Monday, November 2, 2009

Reflection on the book of Ruth

The book of Ruth tells the story of two women, Naomi and Ruth, who are respectively mother-in-law and daughter-in-law. Naomi is a Judean from Bethlehem. Famine forces her to move east with her husband, Elimelech, and her two sons, Mahlon and Chilion, to the far side of the Dead Sea. They settle in the fertile country of Moab, where other gods and goddesses are worshipped. There they make a life, the sons eventually marrying Moabite women. Yet, after a time, her husband and her sons die, and she is left a widow with no close male kin in Moab to care for her. Without this security, she decides she must return to her homeland where she has heard the famine is over, but admonishes her daughters-in-law, Orpah and Ruth, to go home to their mothers' houses and await new husbands.
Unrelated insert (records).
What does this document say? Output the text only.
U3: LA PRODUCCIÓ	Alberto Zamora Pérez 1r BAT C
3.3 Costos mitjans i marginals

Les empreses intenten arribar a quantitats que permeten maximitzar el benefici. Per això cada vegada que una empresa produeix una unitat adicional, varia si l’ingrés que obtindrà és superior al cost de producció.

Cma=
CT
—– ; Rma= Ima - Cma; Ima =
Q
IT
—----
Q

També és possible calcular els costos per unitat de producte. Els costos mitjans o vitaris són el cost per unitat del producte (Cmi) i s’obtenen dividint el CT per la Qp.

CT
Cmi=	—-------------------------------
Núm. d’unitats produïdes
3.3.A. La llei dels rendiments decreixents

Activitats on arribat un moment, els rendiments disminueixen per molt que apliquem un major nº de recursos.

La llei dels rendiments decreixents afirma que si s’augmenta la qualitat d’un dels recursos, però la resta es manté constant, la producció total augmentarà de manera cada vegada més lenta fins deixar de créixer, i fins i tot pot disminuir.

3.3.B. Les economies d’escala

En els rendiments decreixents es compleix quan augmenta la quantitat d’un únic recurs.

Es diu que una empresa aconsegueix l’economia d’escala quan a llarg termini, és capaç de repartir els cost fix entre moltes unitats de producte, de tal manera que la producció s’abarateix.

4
Orpah, after initially resisting this plan, acquiesces, but Ruth clings to Naomi, saying to her:
"Do not press me to leave you
or turn back from
following you!
Where you go, I will go;
where you lodge, I will lodge;
your people shall be my people,
and your God my God.
Where you die, I will die --
there will I be buried.
May the LORD do thus and so
to me,
and more as well,
if even death parts me
from you!"

And so Ruth accompanies Naomi to Bethlehem.

The Hebrew word for widow means "the leftover piece." To be blunt, Naomi, Ruth, and Orpah are the husks left when the grain of their husbands' lives had been consumed. They appear, in this culture, to be worthless, empty shells. Yet the book happily ends with marriage and the birth of a child, the fullness and fertility of life restored.

Look at this story as a story in our world today, as well as a recurring inner drama.

Where do you see people in the world like Naomi and Ruth, people who would seem to be no more than the empty shells of bygone lives?

When you divert your gaze as you pass them on the street corners holding homemade placards, politely nod at them in the nursing home halls that reek of antiseptic, hurry past them in the silent office cubicles on your floor at work, or silently seethe at the unresponsive, television-watching ghost sitting on your living room sofa, what is the worth you assign them?

What do you imagine their dreams of security look like?

What contribution might these leftover pieces yet make?

What possibilities for restoration, new life, and abundance might yet exist within them?


Who are the Ruths who might walk with them on their

journeys home -- clinging to them, loving them, placing
faith in them, feeding them, appreciating their wisdom,
and recognizing their holiness?

What landscapes, places and nations appear as dried out husks – lifeless, worthless,

used up drags on the rest of the world?

What might it take to secure a future for these forgotten lands?

What worth might there yet be in these broken shells? What unseen fertility? What new purpose? What potential fullness?


What might these shadow lands have to teach us about
about our own incompleteness and one-sided develop-
ment? How might they remind us that there are other
worlds in which it is the poor who are blessed?

How is Ruth’s story yours? Who is the widow within, the barren and broken one who is forgotten or kept out of the way lest she drag the brighter parts of you down?

What was the grain that she, as husk, used to surround?

Of what value or worth might there yet exist within her? What aged wisdom might she offer? What does she know about life and love that other parts of you do not?

What might happen were you, like Ruth, to walk with her, cling to her, and honor her as wise mother? Or, like Boaz, see the widow’s worth, supplement her meager rations, and redeem her as a rightful member of the community?

What might happen were you to make her your bride? What divine child might be born from your union?